7. Gastric fundus mobilization 14'38''
I will now mobilize and have a clearer view on the GE junction from the back. I am trying not to divide the stomach. The assistant on the left side of the patient is holding the splenogastric ligament, this is my right hand coming from the xiphoid process. One of the rules for Nissen surgery is to divide the short gastrics, there is no question any more, everyone with experience says we should do so. It’s so important to avoid the usual complication, but it’s true that back in the early experience in 1992-3 when we had very large fundus we would say that in 85 or 90% of the patients it can be divided. We can see this lipoma from the back, this was something that was in the mediastinum there, I want to clear it because if I keep it within the valve, I could have some problems of compression of the lower esophagus; I need to put it outside the valve. As you illustrated, it is important to stay right on the stomach so you don’t get the splenic artery. Very important lipoma there. Of course, I don’t have to dissect all the posterior aspect of the stomach, that’s why I have changed my orientation a little. I will clear this part where we can see part of the gastrophrenic ligament. I am following the axis of the esophagus because it is important to keep some landmarks, otherwise as Lee said we are going on the left side of the stomach and dividing the gastric artery so there is always a need to re-orientate. The landmark I use is for that posterior dissection is I dissect until I can see the posterior vagus to be sure to have a good posterior window. I think I’m ok on the left side, now we will go check the junction again.

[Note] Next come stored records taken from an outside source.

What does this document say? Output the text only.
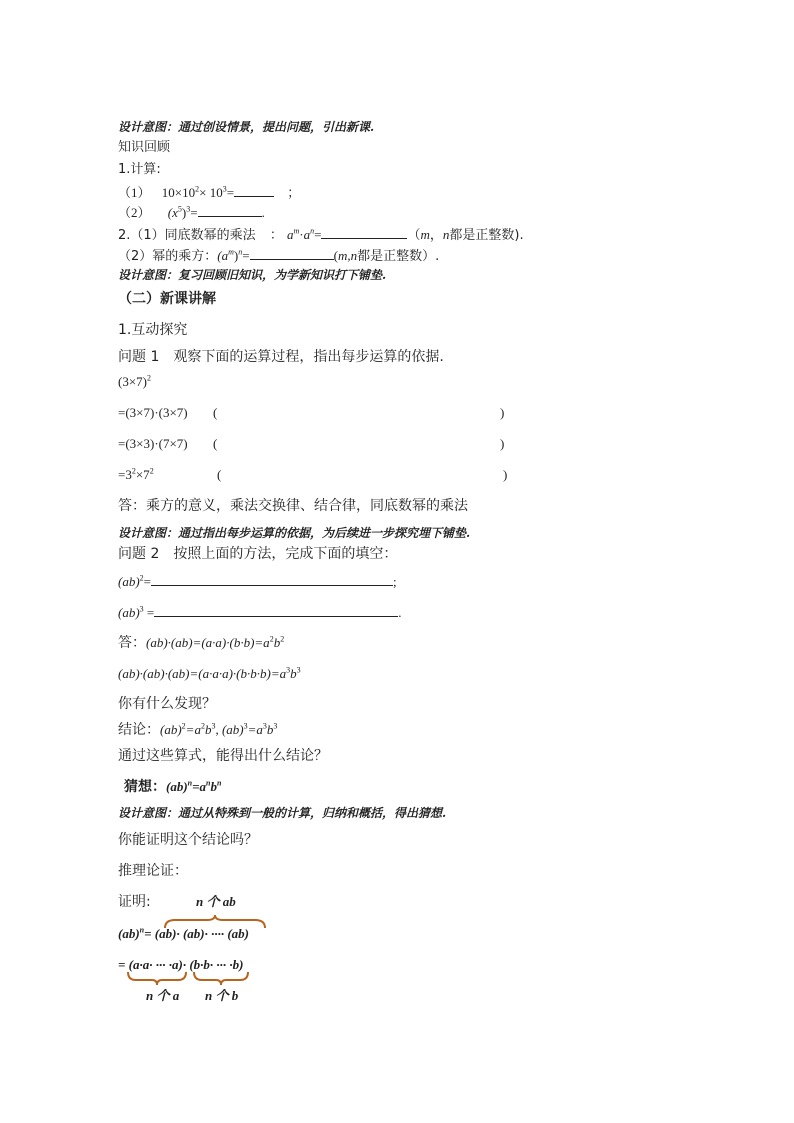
设计意图：通过创设情景，提出问题，引出新课.
知识回顾
1.计算:
（1） $10\times 10^2\times 10^3=$	；
（2） $(x^5)^3=$	.
2.（1）同底数幂的乘法 ： $a^m\cdot a^n=$	（m，n都是正整数).
（2）幂的乘方：$(a^m)^n=$	(m,n都是正整数）.
设计意图：复习回顾旧知识，为学新知识打下铺垫.
（二）新课讲解
1.互动探究
问题 1　观察下面的运算过程，指出每步运算的依据.
$(3\times 7)^2$
=(3×7)·(3×7) (	)
=(3×3)·(7×7) (	)
$=3^2\times 7^2$	(	)
答：乘方的意义，乘法交换律、结合律，同底数幂的乘法
设计意图：通过指出每步运算的依据，为后续进一步探究埋下铺垫.
问题 2　按照上面的方法，完成下面的填空：
(ab)$^2$=	;
(ab)$^3$ =	.
答：$(ab)\cdot(ab)=(a\cdot a)\cdot(b\cdot b)=a^2b^2$
$(ab)\cdot(ab)\cdot(ab)=(a\cdot a\cdot a)\cdot(b\cdot b\cdot b)=a^3b^3$
你有什么发现？
结论：$(ab)^2=a^2b^3$, $(ab)^3=a^3b^3$
通过这些算式，能得出什么结论？
猜想：$(ab)^n=a^nb^n$
设计意图：通过从特殊到一般的计算，归纳和概括，得出猜想.
你能证明这个结论吗？
推理论证：
证明:	n 个 ab
(ab)$^n$= (ab)· (ab)· ···· (ab)
= (a·a· ··· ·a)· (b·b· ··· ·b)
n 个 a n 个 b
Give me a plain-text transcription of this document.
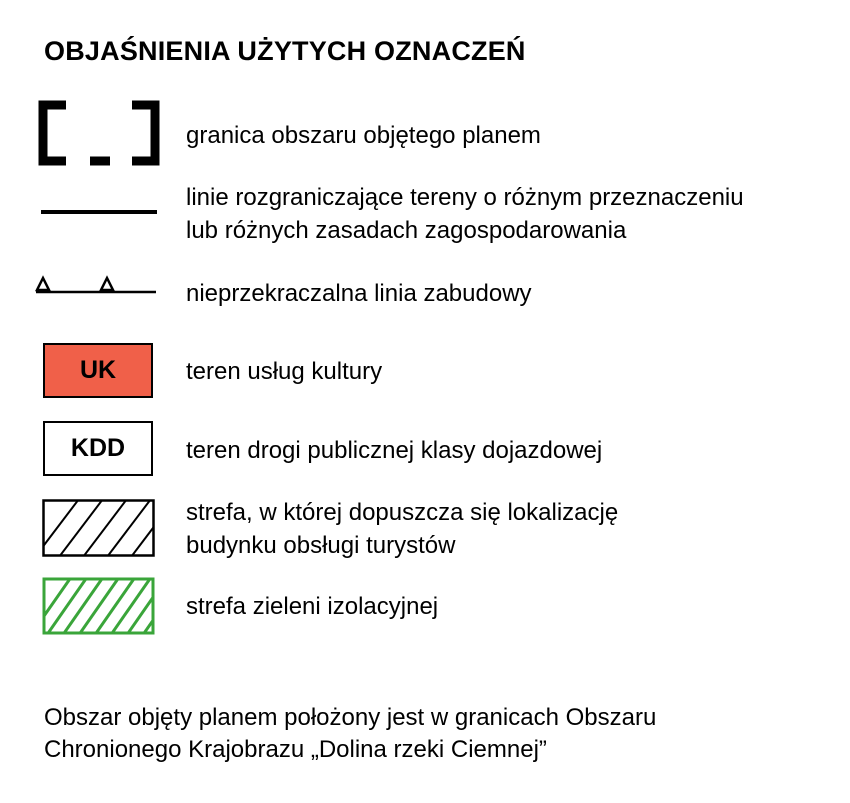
OBJAŚNIENIA UŻYTYCH OZNACZEŃ
granica obszaru objętego planem
linie rozgraniczające tereny o różnym przeznaczeniu
lub różnych zasadach zagospodarowania
nieprzekraczalna linia zabudowy
UK	teren usług kultury
KDD	teren drogi publicznej klasy dojazdowej
strefa, w której dopuszcza się lokalizację
budynku obsługi turystów
strefa zieleni izolacyjnej
Obszar objęty planem położony jest w granicach Obszaru
Chronionego Krajobrazu „Dolina rzeki Ciemnej”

9. Stapled-wedge Collis gastroplasty 19'35''
I have changed my left hypochondrium trocar from a 5 to a 12mm, it is this one. We have introduced a 45 French bougie into the esophagus, it is rigid, see the difference. This is the fundus, I have the bougie there, I can feel it and now from the left side of the patient I have the fundus, anterior surface, posterior surface. I am holding the bougie with my left hand and I will go here, I am safe because I am on my bougie. I am making sure I am inside now, I will fire. There will be some gastric remnant on the esophagus. I still have to do another one, afterwards I will divide the remnant there. If I come in now with my stapler I will remove this little part, you see I have the length of my esophagus there. That is the final cut with the 45. I can do my wrap here, I have to clear the fatty tissues there and my valve will be here. Initially, we are there, and now I can do my valve here; I am quite pleased because I know that I won’t have this migration problem. Now you are going to take away this lipoma material? Yes, I am struggling with the fatty tissues again but I want to see the vagus trunk. My valve wont be here but a little lower, that’s why I have to clear that. That is the right part of this lipoma that we have divided from the back of the cardia. What is the percentage of Collis that you perform in a year in your practice? We do between 3 and 4 percent. Have you ever had any trouble with the Collises that you have done? Interesting that you ask that because I had the first leak that I have ever had just before I came here. If I put the valve there, everything would be up into the chest, but now I can place my valve on the drain. I will do it a bit below on the stomach and you see that my fundus is already prepared.